LAKE ROESIGER — The state Department of Natural Resources got the green light Tuesday to buy almost 2,900 acres of rural timberland that a developer until recently had eyed as a site for a mini-city.

The state’s Board of Natural Resources unanimously approved the deal. That clears the way for the state and Snohomish County to create a vast wilderness park that they would operate jointly.

“We have a letter of agreement with the seller,” Natural Resources spokesman Bob Redling said. “What needs to be done now is essentially completing the deal.”

The new park east of Lake Stevens would be about twice the size of the county’s Lord Hill Regional Park near Monroe.

The total price for the land is nearly $8 million, slightly less than its appraised value, Redling said. The county’s portion of that is just under $1.4 million, the state’s about $6.6 million.

The County Council voted last week in favor of paying for the land with conservation futures money, a part of property tax money that’s set aside to buy land for parks and open space.

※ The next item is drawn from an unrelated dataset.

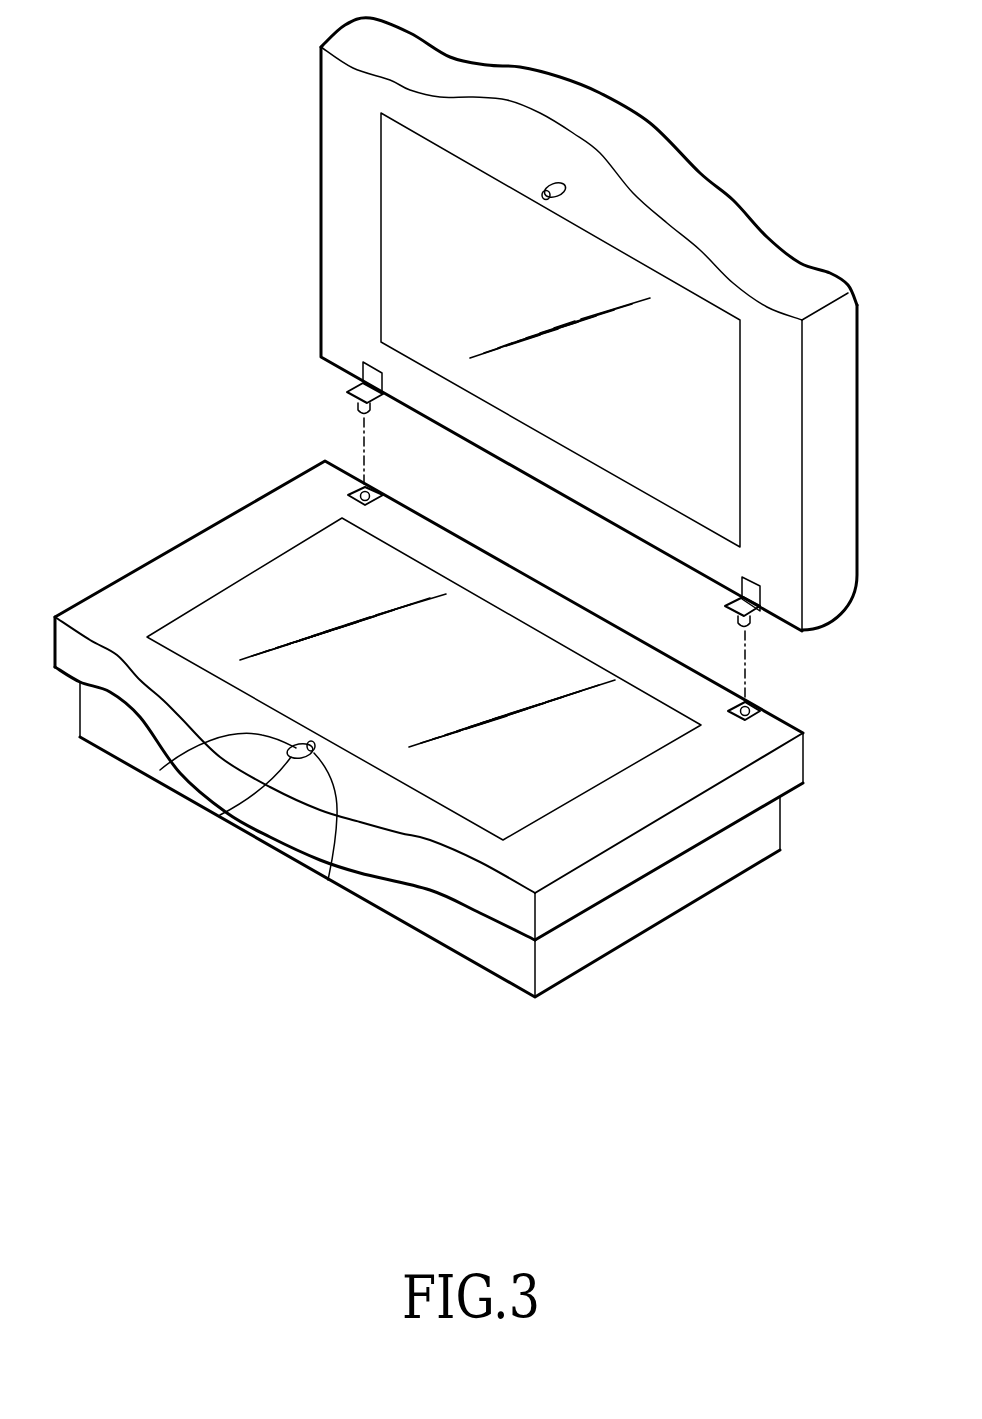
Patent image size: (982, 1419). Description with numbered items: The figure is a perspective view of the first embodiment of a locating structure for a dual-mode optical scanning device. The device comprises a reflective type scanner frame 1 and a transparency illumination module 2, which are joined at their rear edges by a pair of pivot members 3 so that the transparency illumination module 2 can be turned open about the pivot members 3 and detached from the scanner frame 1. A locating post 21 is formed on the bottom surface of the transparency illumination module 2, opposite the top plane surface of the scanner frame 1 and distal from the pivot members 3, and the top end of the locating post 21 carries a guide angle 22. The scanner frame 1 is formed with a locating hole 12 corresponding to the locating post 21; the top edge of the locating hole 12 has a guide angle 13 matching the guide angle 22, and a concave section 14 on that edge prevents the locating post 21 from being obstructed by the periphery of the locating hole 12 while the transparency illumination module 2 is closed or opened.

Under the plan, Snohomish County would control public access to the future park, while the state would manage most of the area for timber. Every few decades, the state would harvest timber and send any profit to its Common School Trust, which pays for building public schools statewide.

Snohomish County plans to acquire a 40-acre piece of land at the north end of the property plus an easement on 200 acres of the state land. The state would own 2,845 acres. The Cascade Land Conservancy has been helping with the purchase.

The land belongs to developer Dave Barnett of Shoreline, who in years past had been trying to build 6,000 homes there. His proposed “Falcon Ridge” development also would have included shops and a golf course. The county in 2009 did away with the zoning that would have allowed Falcon Ridge to be built.

County Council Chairman Dave Somers said that a year ago, he doubted any plan to turn the land into a park would ever become reality. The idea initially received a lukewarm reception from state officials, Somers said, but state Commissioner of Public Lands Peter Goldmark eventually warmed to it.

“It’s a win-win all around,” Somers said.

“It also avoids really unwise development that was proposed out there in the rural area so this is also a good deal for the taxpayers.”

The County Council last week also approved using conservation futures money for several other purchases:

•$500,000 to help Mukilteo buy 98 acres of privately owned land in Japanese Gulch for trails and wildlife habitat.

$25,000 to help Granite Falls buy 23 acres the city wants to use for hiking trails, ball fields and an outdoor amphitheater.

$225,000 to help the Echo Paradise Community buy 30 acres of land in Quinn’s Crossing in Maltby to preserve an aquifer and the headwaters of Bear Creek.

$400,000 to help Everett buy land to expand Harborview Park.

$380,000 to buy more land adjacent to parcels the county already owns on the west side of Lake Stickney.